Opening The Vault: Part Forty Four



When it comes to making a decision about your future, sometimes it takes reaching in to your past to do it. That’s what happened back in 1996, as I was contemplating the fate of my relationship with then-boyfriend Larry.

A trip to Toronto, where I reunited with high school sweetheart Hogan, amplified my doubts about continuing to see Larry. I now Open The Vault and take you back to October of ‘96...

October 17, 1996, New York, NY

Dear Diary,

Larry and I broke up last night. Although my decision was a long time in coming, our final moments together were excruciating -- especially because of how much I hurt him.

The man who so fiercely put his guard up months ago and who, more often than not, keeps his emotions in check, couldn’t hide the pain he was feeling. I’ve never seen the sadness that I did in his eyes, nor have I ever felt such remorse about hurting someone.

Larry is the first man who truly respected me as an equal. Despite the 16 year age difference between us, or perhaps because of it, he was sensitive enough to avoid patronizing and understanding about my insecurities.

His unconditional acceptance and affection freed me to express myself in ways I never have before. I felt safe and secure, knowing I could trust him completely and that he appreciated every part of me. If I now know the basic tenets of a good relationship, it’s because he taught them to me.

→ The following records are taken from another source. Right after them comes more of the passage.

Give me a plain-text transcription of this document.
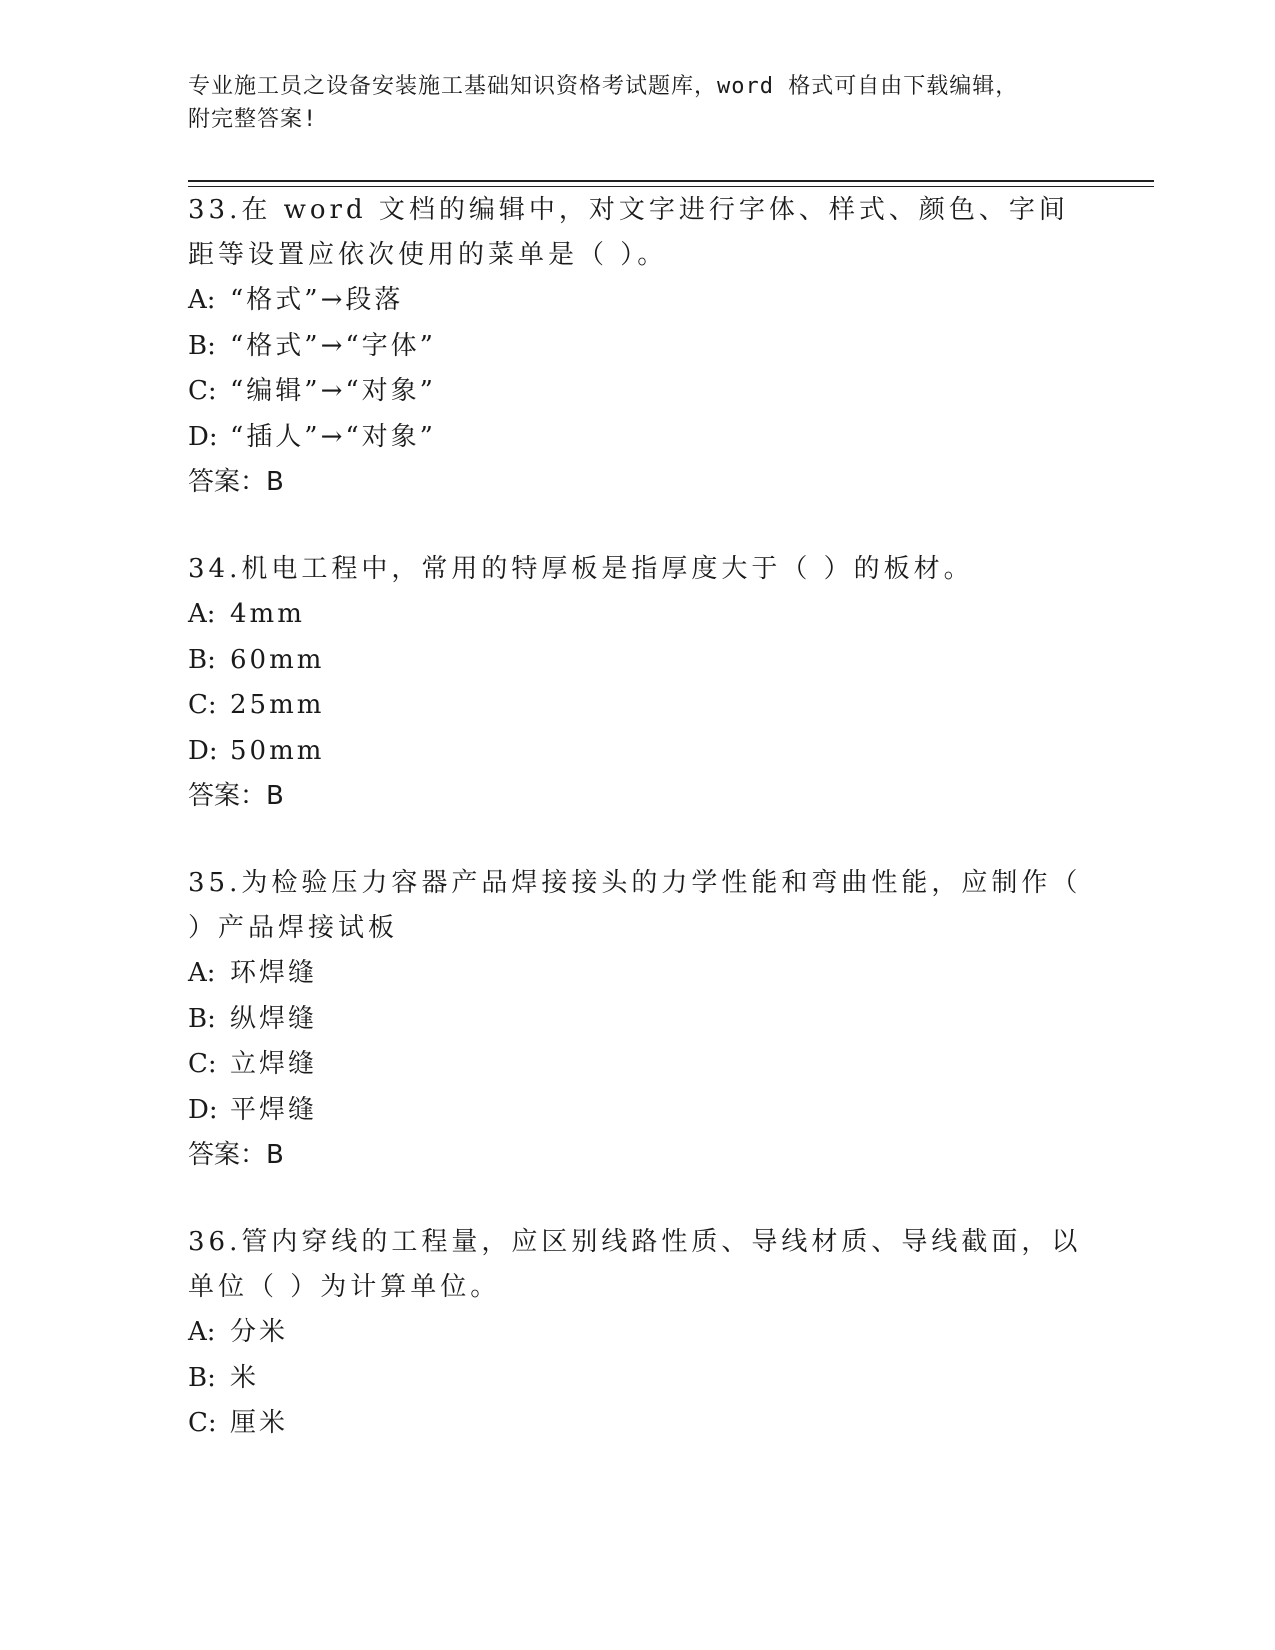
专业施工员之设备安装施工基础知识资格考试题库，word 格式可自由下载编辑，
附完整答案!

33.在 word 文档的编辑中，对文字进行字体、样式、颜色、字间距等设置应依次使用的菜单是（ ）。

A: “格式”→段落

B: “格式”→“字体”

C: “编辑”→“对象”

D: “插人”→“对象”

答案：B

34.机电工程中，常用的特厚板是指厚度大于（ ）的板材。

A: 4mm

B: 60mm

C: 25mm

D: 50mm

答案：B

35.为检验压力容器产品焊接接头的力学性能和弯曲性能，应制作（ ）产品焊接试板

A: 环焊缝

B: 纵焊缝

C: 立焊缝

D: 平焊缝

答案：B

36.管内穿线的工程量，应区别线路性质、导线材质、导线截面，以单位（ ）为计算单位。

A: 分米

B: 米

C: 厘米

So why did I choose to leave him? Because, for all of his good intentions and honorable ways, our relationship was no longer making me happy.

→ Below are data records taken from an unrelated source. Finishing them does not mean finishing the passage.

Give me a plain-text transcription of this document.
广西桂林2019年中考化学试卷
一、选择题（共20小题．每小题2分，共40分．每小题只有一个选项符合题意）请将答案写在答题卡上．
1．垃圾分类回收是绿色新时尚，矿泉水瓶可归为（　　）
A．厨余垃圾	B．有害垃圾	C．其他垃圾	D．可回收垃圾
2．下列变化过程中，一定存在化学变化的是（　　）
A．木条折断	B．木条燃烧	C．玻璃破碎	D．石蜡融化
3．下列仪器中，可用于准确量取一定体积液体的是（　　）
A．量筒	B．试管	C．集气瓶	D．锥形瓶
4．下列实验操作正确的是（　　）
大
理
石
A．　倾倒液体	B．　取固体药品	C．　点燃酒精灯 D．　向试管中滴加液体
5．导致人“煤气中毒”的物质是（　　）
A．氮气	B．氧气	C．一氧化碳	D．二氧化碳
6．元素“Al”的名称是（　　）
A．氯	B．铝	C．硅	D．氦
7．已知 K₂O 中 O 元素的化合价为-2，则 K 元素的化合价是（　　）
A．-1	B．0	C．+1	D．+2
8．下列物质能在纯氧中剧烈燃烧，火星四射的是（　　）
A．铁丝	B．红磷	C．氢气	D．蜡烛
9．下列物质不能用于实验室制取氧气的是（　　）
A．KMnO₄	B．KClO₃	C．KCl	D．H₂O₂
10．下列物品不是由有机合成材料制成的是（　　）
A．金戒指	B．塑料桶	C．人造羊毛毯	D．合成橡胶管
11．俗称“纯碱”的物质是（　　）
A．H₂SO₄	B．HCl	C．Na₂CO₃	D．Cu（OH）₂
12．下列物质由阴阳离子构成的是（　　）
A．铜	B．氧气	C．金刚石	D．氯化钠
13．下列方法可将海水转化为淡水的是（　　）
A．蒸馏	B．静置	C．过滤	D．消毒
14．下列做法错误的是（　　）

Mom’s illness sharply illustrated Larry’s faults -- his dark and jaded nature most especially-- and that I could no longer endure them. He was incapable of giving me the support I needed. Right now, I need to be able to lean on someone who can lift me up, not bring me down.

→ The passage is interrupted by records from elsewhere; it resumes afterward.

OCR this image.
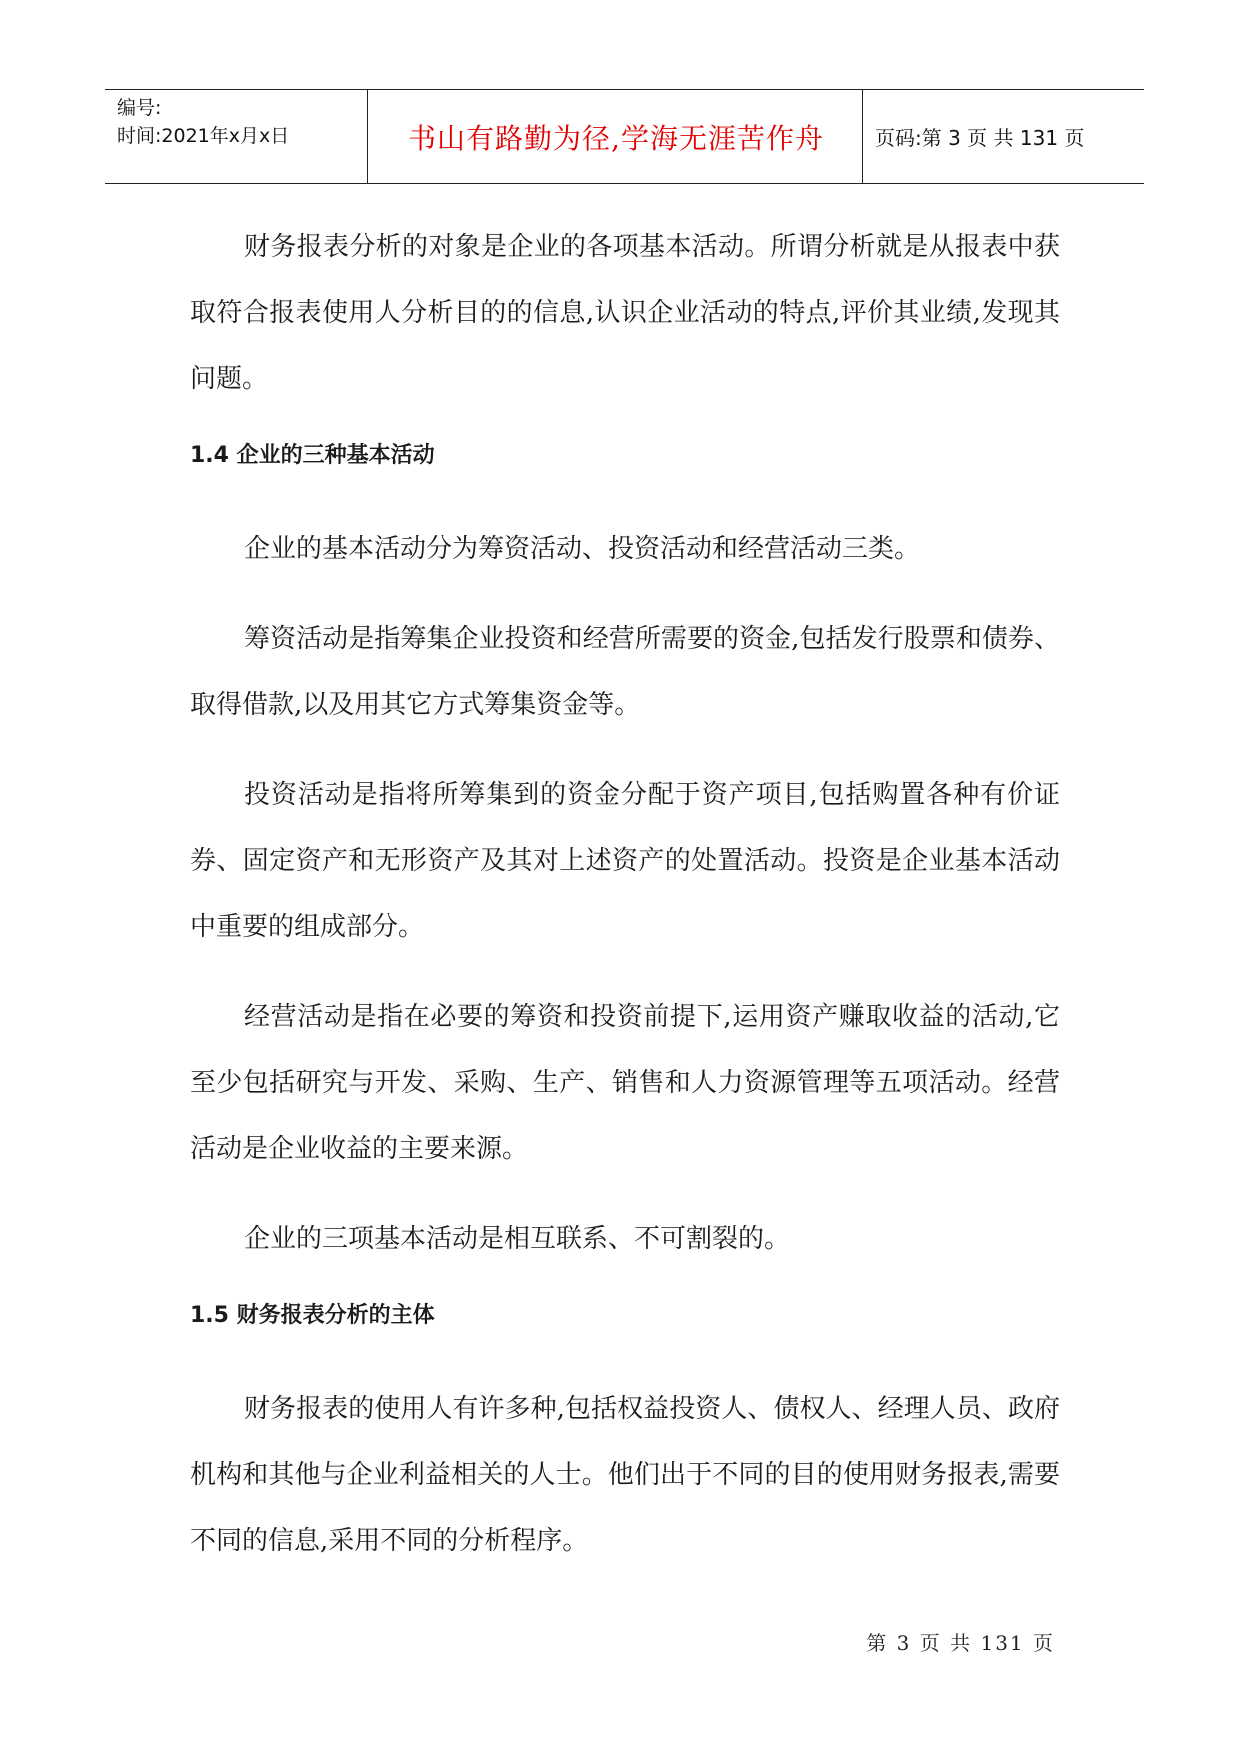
编号:
时间:2021年x月x日	书山有路勤为径,学海无涯苦作舟	页码:第 3 页 共 131 页

财务报表分析的对象是企业的各项基本活动。所谓分析就是从报表中获取符合报表使用人分析目的的信息,认识企业活动的特点,评价其业绩,发现其问题。

1.4 企业的三种基本活动

企业的基本活动分为筹资活动、投资活动和经营活动三类。

筹资活动是指筹集企业投资和经营所需要的资金,包括发行股票和债券、取得借款,以及用其它方式筹集资金等。

投资活动是指将所筹集到的资金分配于资产项目,包括购置各种有价证券、固定资产和无形资产及其对上述资产的处置活动。投资是企业基本活动中重要的组成部分。

经营活动是指在必要的筹资和投资前提下,运用资产赚取收益的活动,它至少包括研究与开发、采购、生产、销售和人力资源管理等五项活动。经营活动是企业收益的主要来源。

企业的三项基本活动是相互联系、不可割裂的。

1.5 财务报表分析的主体

财务报表的使用人有许多种,包括权益投资人、债权人、经理人员、政府机构和其他与企业利益相关的人士。他们出于不同的目的使用财务报表,需要不同的信息,采用不同的分析程序。

第 3 页 共 131 页
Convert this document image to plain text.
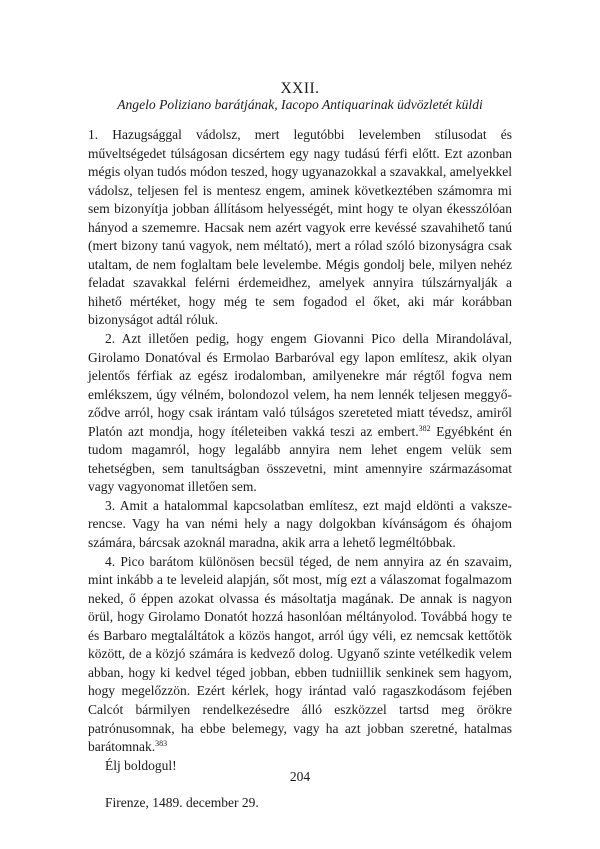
XXII.
Angelo Poliziano barátjának, Iacopo Antiquarinak üdvözletét küldi

1. Hazugsággal vádolsz, mert legutóbbi levelemben stílusodat és műveltségedet túlságosan dicsértem egy nagy tudású férfi előtt. Ezt azonban mégis olyan tudós módon teszed, hogy ugyanazokkal a szavakkal, amelyekkel vádolsz, teljesen fel is mentesz engem, aminek következtében számomra mi sem bizonyítja jobban állításom helyességét, mint hogy te olyan ékesszólóan hányod a szememre. Hacsak nem azért vagyok erre kevéssé szavahihető tanú (mert bizony tanú vagyok, nem méltató), mert a rólad szóló bizonyságra csak utaltam, de nem foglaltam bele levelembe. Mégis gondolj bele, milyen nehéz feladat szavakkal felérni érdemeidhez, amelyek annyira túlszárnyalják a hihető mértéket, hogy még te sem fogadod el őket, aki már korábban bizonyságot adtál róluk.

2. Azt illetően pedig, hogy engem Giovanni Pico della Mirandolával, Girolamo Donatóval és Ermolao Barbaróval egy lapon említesz, akik olyan jelentős férfiak az egész irodalomban, amilyenekre már régtől fogva nem emlékszem, úgy vélném, bolondozol velem, ha nem lennék teljesen meggyőződve arról, hogy csak irántam való túlságos szereteted miatt tévedsz, amiről Platón azt mondja, hogy ítéleteiben vakká teszi az embert.$^{382}$ Egyébként én tudom magamról, hogy legalább annyira nem lehet engem velük sem tehetségben, sem tanultságban összevetni, mint amennyire származásomat vagy vagyonomat illetően sem.

3. Amit a hatalommal kapcsolatban említesz, ezt majd eldönti a vakszerencse. Vagy ha van némi hely a nagy dolgokban kívánságom és óhajom számára, bárcsak azoknál maradna, akik arra a lehető legméltóbbak.

4. Pico barátom különösen becsül téged, de nem annyira az én szavaim, mint inkább a te leveleid alapján, sőt most, míg ezt a válaszomat fogalmazom neked, ő éppen azokat olvassa és másoltatja magának. De annak is nagyon örül, hogy Girolamo Donatót hozzá hasonlóan méltányolod. Továbbá hogy te és Barbaro megtaláltátok a közös hangot, arról úgy véli, ez nemcsak kettőtök között, de a közjó számára is kedvező dolog. Ugyanő szinte vetélkedik velem abban, hogy ki kedvel téged jobban, ebben tudniillik senkinek sem hagyom, hogy megelőzzön. Ezért kérlek, hogy irántad való ragaszkodásom fejében Calcót bármilyen rendelkezésedre álló eszközzel tartsd meg örökre patrónusomnak, ha ebbe belemegy, vagy ha azt jobban szeretné, hatalmas barátomnak.$^{383}$

Élj boldogul!

Firenze, 1489. december 29.

204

Admittedly, Larry hasn’t had a great year. He failed the CFA, lost a friend to melanoma and recently, lost another to suicide. He couldn’t deal with my crisis compounding his own -- or at least, didn’t know what to do.

I feel terrible about adding to the emotional weight he’s carrying around. I just hope he knows how sorry I am -- and that I feel lucky to have had him in my life.

* * *

My breakup with Larry wasn’t the final chapter for us. Much to my great surprise, our split dovetailed with the return of a big love who continued to haunt me -- Sparky.

3 comments:

me said...
This comment has been removed by the author.
me said...

oops typo! I was about to say that its never nice to end a relationship....but its nice to be able to say some good things when you walk away.... kudos

Melissa said...

It's true. I think I've been pretty fortunate in that I've been able to find something good to walk away with in each of my relationships. Even when it doesn't turn to be forever, you learn from each person you date -- about yourself and about what you really need and want in a partner.